Tricking my brain, she said. Hard to wrap my brain around the concept of tricking my brain, when I'm already tricking my brain on one level. When pain urges me to stop moving the arm I've been told to disregard the message my brain is giving me. And push through the pain.

Now we are taking it still further. Now, I'm tricking myself into moving one way, while really I intend to move in exactly the opposite direction, except without my noticing!

Hang on - who is in control here? Me or my brain? And which brain? My conscious brain, or my muscle memory?

Afterwards, I sit under a big bag of ice, the 'stim' therapy controls in hand. It reminds me of the electric shock dog control devises some people favor. I can turn it up and zap myself, make myself twitch and the icebag shake, if that's what I want.
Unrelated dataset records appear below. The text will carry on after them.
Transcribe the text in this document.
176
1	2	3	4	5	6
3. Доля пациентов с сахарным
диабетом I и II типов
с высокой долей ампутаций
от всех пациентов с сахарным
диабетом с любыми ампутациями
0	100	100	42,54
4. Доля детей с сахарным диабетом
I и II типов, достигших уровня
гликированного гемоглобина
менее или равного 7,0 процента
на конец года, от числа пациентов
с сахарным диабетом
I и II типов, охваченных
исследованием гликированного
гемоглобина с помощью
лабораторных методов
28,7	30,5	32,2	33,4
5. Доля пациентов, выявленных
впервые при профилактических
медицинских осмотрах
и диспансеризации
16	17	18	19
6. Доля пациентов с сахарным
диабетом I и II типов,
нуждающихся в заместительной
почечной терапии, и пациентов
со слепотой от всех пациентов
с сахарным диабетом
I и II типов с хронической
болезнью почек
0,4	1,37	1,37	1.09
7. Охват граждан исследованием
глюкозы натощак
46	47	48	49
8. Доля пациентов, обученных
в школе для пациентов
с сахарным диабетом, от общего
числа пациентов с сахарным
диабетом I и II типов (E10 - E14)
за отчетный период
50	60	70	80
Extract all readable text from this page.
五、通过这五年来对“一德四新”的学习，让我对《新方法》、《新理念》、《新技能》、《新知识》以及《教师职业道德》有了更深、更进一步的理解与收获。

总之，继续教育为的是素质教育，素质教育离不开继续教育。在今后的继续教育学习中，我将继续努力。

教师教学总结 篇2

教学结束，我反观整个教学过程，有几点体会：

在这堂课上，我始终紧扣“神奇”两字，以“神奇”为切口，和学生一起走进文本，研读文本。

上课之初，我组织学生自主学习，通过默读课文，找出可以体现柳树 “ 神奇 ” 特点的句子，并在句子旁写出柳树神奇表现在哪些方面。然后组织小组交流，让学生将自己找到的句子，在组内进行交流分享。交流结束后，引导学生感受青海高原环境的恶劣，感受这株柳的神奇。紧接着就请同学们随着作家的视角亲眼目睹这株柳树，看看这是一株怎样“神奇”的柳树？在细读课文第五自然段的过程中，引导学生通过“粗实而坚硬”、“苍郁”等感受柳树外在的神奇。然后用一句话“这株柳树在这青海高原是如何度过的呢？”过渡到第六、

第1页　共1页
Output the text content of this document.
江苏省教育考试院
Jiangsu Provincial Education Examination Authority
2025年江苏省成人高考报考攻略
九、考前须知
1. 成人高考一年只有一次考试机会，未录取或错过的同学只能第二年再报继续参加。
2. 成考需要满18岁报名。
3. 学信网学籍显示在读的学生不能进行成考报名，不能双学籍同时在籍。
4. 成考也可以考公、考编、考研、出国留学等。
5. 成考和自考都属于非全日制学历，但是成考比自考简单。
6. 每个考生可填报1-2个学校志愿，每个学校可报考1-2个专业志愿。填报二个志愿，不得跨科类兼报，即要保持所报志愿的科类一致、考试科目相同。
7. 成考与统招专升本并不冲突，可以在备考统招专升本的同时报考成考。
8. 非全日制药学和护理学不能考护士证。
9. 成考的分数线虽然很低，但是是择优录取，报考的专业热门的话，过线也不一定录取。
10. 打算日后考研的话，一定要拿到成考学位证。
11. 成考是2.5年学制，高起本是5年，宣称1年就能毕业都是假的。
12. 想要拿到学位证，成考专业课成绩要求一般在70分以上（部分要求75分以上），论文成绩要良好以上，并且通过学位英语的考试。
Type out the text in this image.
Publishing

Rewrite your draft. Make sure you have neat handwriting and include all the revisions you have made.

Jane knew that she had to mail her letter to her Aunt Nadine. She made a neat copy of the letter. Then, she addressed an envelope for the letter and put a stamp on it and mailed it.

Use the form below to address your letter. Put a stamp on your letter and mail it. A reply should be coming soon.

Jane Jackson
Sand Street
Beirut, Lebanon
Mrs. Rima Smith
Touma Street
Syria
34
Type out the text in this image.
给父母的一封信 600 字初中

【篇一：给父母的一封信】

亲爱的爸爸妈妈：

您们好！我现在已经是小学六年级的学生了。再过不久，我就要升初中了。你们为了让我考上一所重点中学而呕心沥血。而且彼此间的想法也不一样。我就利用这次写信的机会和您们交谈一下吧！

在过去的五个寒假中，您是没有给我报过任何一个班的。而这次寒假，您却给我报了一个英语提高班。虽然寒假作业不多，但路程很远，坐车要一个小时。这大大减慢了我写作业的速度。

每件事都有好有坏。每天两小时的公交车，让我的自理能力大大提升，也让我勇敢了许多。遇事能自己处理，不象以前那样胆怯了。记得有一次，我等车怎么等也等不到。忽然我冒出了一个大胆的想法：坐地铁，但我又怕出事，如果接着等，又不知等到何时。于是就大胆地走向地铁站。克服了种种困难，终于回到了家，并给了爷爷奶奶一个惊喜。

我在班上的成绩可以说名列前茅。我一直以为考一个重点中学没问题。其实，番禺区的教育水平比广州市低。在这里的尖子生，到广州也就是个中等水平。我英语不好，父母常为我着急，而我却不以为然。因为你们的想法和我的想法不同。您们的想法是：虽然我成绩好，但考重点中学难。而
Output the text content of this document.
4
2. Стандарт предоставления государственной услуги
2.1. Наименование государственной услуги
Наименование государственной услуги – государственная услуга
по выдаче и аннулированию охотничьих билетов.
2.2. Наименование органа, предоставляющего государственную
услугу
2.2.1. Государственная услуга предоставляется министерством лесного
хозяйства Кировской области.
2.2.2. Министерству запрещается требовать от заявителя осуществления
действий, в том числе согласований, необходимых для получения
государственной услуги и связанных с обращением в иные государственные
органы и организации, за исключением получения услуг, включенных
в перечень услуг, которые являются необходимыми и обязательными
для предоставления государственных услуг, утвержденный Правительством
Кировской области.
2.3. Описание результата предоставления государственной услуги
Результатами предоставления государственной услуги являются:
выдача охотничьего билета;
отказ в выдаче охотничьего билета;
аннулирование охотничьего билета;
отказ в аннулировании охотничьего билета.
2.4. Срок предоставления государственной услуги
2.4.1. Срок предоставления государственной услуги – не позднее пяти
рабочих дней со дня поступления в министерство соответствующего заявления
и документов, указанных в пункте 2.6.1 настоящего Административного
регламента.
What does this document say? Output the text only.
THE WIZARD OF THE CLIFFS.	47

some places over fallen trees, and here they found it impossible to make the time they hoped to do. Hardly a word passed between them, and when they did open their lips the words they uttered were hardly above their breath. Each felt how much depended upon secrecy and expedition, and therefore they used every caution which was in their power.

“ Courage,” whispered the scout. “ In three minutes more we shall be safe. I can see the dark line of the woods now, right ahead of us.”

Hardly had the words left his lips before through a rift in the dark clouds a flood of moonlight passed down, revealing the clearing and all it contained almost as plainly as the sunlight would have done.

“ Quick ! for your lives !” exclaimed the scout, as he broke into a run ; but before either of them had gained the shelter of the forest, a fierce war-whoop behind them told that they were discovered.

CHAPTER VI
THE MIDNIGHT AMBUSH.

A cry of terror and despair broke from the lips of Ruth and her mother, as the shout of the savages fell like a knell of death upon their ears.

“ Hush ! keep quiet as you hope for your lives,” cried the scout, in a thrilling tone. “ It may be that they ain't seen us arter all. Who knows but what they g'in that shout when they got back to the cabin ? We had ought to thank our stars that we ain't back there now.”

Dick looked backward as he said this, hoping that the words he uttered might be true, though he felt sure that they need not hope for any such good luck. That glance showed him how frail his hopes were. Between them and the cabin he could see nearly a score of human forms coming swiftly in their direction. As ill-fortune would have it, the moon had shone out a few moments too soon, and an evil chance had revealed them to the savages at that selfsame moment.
A little old lady maneuvers in with a walker. She's dressed in shorts and over-the-knee white tights - and making extremely slow progress. Tortoise like, she heads to a stationary bike. An elderly companion follows behind, and sits on a chair some distance off, waiting.

Adam, a physical therapist, helps the old lady onto a bike. It takes a long time but he is patient. He instructs her to press the pedals forward as far as she can. Then back. She follows the instructions with modest results.

Meanwhile Bob, a guy who's here to work on his knees, waits near the old lady's companion. Bob is a big empty sack of a white guy in shapeless trousers and tee shirt, with unshaven face and double chin. The old lady's companion is black and lanky, wearing a baseball cap. Together they gaze out the windows, onto a spaghetti of highway construction and Route 495.

"You know," says one, "Sometimes this looks like the opposite of progress. What in the world...?"

"I know what you mean," says the other. "I worked in Springfield for fifteen years. Now I won't go near that highway. Now I work in Manassas."

"I hear you," says the first. "I never take these roads if I can help it, except on a Sunday when I go to church."

"What in the world are they thinking?"

"No idea," says the other. "It's an engineer's vision - an autistic kind of vision - If you took the wrong road you'd end up in Toronto. What in the world are they thinking..."

I laugh along with them, making my own comments in agreement. But I'm an outpost to the discourse, off to the side, a minor player underneath an icepack, dialing up the 'stim' - or the electrical shock that goes into my muscles. (Honestly, while it's a diversion, I have no idea what good it does.)

Meanwhile, the little old lady continues pedaling forward and back on her bike. It's hard. And incremental.

I came home and told this story to my husband Ben. "You are making great progress, Manda!" he said. "A few weeks ago, that whole scene would have really bummed you out."

I guess he's right. With small steps forward, we can trick our brains into complying with our intentions. Too bad our brains aren't already on our side.